Это мы, Господи, пред Тобою… (Польская) - страница 245

Он ходил на сборы гитлерюгенда, хотя мать его туда неохотно отпускала, но очень уж ему самому хотелось! Он надевал белую рубашку с коричневым галстуком, заправленным в кольцо. Точно такое, как у наших пионеров, только вместо костра была свастика, да и салют был иной — рука, выброшенная вперед. Такие же, как и у нас, барабаны, и шествия. Да вместо «бей буржуев» кричали «бей евреев!» Я все думала, кто у кого заимствовал все эти формы, видимо, они у нас, так как германский фашизм моложе советского. Юный Эрни попал под двойной пресс: нового влияния с бесчеловечными принципами расового господства, элитного антисемитизма и гуманных привычек патриархальной семьи. Все это сказалось в отношении ко мне.
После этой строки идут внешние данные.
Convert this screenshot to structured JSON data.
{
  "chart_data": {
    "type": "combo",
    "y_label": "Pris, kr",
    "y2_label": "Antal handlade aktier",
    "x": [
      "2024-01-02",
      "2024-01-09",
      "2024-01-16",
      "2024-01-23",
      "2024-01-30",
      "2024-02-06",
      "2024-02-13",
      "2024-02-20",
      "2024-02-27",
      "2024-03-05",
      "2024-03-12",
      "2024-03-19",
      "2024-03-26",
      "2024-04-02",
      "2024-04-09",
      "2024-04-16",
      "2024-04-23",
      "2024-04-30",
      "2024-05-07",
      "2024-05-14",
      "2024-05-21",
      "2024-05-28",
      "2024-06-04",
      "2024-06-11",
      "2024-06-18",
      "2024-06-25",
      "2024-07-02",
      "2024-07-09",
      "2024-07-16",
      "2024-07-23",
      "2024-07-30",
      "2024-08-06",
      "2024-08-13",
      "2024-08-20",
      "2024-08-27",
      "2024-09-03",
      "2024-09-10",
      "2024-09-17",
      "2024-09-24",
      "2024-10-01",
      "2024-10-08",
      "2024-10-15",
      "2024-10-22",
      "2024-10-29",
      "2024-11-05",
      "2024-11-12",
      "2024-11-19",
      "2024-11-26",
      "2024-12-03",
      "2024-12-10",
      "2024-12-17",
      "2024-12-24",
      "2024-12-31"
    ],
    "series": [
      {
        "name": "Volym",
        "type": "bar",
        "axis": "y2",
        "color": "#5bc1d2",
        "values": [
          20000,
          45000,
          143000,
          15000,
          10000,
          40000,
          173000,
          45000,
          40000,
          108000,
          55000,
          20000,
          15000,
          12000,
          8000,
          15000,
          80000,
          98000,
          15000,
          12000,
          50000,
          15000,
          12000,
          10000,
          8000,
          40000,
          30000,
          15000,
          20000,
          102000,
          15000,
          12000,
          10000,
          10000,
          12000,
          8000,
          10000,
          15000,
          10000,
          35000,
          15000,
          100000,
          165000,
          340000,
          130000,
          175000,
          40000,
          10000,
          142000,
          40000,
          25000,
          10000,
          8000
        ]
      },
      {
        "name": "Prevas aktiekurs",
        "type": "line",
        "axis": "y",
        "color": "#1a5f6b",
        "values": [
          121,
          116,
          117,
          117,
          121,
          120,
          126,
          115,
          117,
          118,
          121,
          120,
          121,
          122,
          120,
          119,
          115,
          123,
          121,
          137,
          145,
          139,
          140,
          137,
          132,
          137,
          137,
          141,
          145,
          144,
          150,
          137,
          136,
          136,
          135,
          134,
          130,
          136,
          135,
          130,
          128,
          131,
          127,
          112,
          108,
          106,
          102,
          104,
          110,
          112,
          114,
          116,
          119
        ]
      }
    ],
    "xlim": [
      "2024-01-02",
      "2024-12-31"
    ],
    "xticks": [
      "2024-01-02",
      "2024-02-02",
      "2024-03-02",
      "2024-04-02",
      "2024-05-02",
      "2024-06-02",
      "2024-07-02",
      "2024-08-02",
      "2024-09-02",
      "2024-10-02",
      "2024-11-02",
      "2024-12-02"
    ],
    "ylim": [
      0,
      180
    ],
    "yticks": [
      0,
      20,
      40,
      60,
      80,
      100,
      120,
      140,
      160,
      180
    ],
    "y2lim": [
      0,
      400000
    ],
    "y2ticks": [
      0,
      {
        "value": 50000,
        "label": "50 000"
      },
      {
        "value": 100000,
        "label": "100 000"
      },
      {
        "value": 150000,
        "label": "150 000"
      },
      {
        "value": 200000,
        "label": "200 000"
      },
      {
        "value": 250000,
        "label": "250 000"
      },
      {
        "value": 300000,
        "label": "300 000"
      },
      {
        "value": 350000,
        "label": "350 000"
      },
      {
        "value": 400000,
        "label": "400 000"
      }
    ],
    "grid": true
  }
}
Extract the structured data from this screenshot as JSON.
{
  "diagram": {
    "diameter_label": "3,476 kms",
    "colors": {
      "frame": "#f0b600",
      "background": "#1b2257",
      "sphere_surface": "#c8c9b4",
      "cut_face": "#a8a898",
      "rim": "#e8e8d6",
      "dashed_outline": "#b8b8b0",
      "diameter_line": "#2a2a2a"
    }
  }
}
Впервые с детским шовинизмом я столкнулась в деревне под Берлином. Группа мальчишек-подростков, которые есть в любых странах (мальчишки повсюду удивительно одинаковы), зная, что я из русского лагеря, начали плясать вокруг с дикими криками: «Каташка, Каташка!» — так испорченным словом Катюша (из проникшей в Германию нашей песни о Катюше) называли русских девчат. Я сказала что-то вроде «Ах, как невоспитанны немецкие дети!», и тогда они стали бросать в меня довольно крупными камнями. Пример отцов, в драках, создававших свою «новую Германию» был воспринят и юным ее поколением прямолинейно.
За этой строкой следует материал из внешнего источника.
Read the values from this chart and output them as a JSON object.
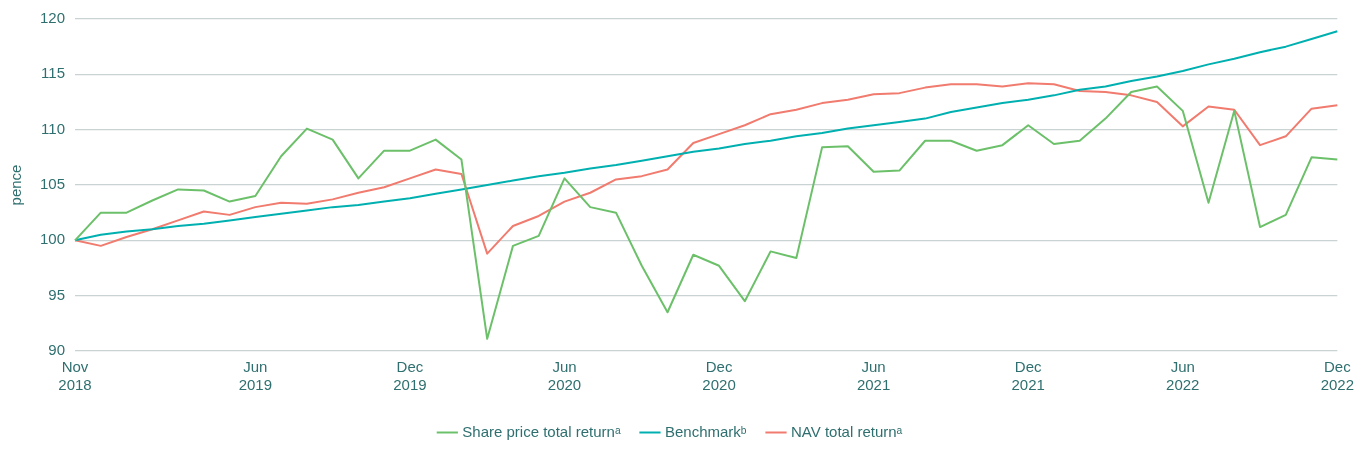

(Позднее похожая история повторилась в Сибири, когда детей из ПФЛ, посланных было в школу, сибирчата тоже били камнями). Чувство именно такого «кулачного патриотизма» уже было воспитано и у Эрни. И проявлял он его за спиной матери. Сперва, не зная, кто я, шаркнул ножкой и подставил щеку для поцелуя, но узнав все, начал грубить, говорить «ты» глядеть исподлобья, шептать «Катушка», особенно в дни наиболее неблагоприятных известий с фронта.
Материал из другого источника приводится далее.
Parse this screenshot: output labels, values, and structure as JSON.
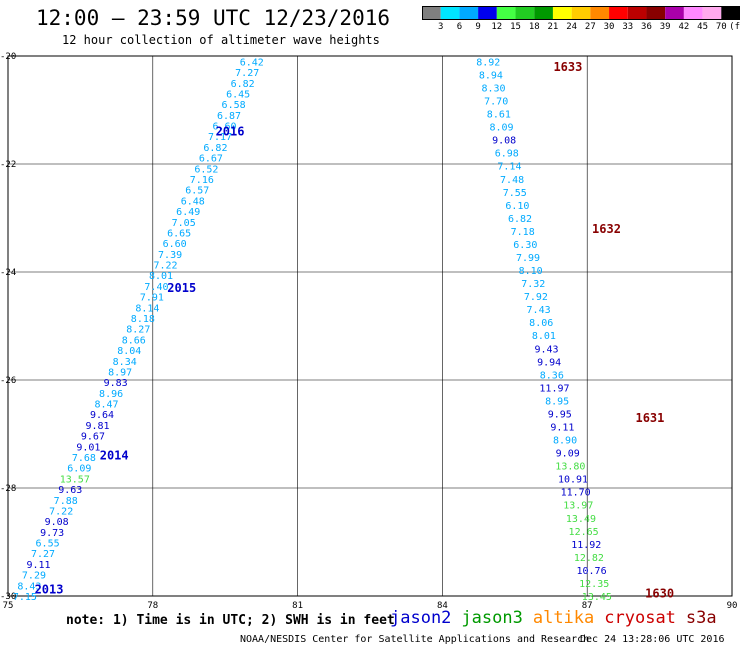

Мать, однако, пыталась, не разрушая героический «германский дух», соединить его с гуманностью общечеловеческой, полагая справедливо: «не будет же это продолжаться вечно».

В семье существовал ритуал отхождения ребенка ко сну. В ночной длинной рубашечке мальчик с матерью отправлялся в «нишу». Начинается молитва перед распятием. Сложив ладошки, коленопреклоненный, он просит сперва, чтоб немецкий Бог сохранил его фатти. Потом за — родину, Gott mit uns[35] заканчивается молитва. Но мать всегда напоминает, чтоб добавил: «И со всеми людьми на Земле, пусть будет мир». Укутав ребенка, Эгнес садится на край кроватки и требует покаяния во всех дурных делах, совершенных им за день. Лежа в кабинете, я невольно слышу диалог:

— Мутти, я еще птичку в саду камнем напугал…

— А еще, еще? — добивается мать, видимо что-то заметившая днем. Нехорошее.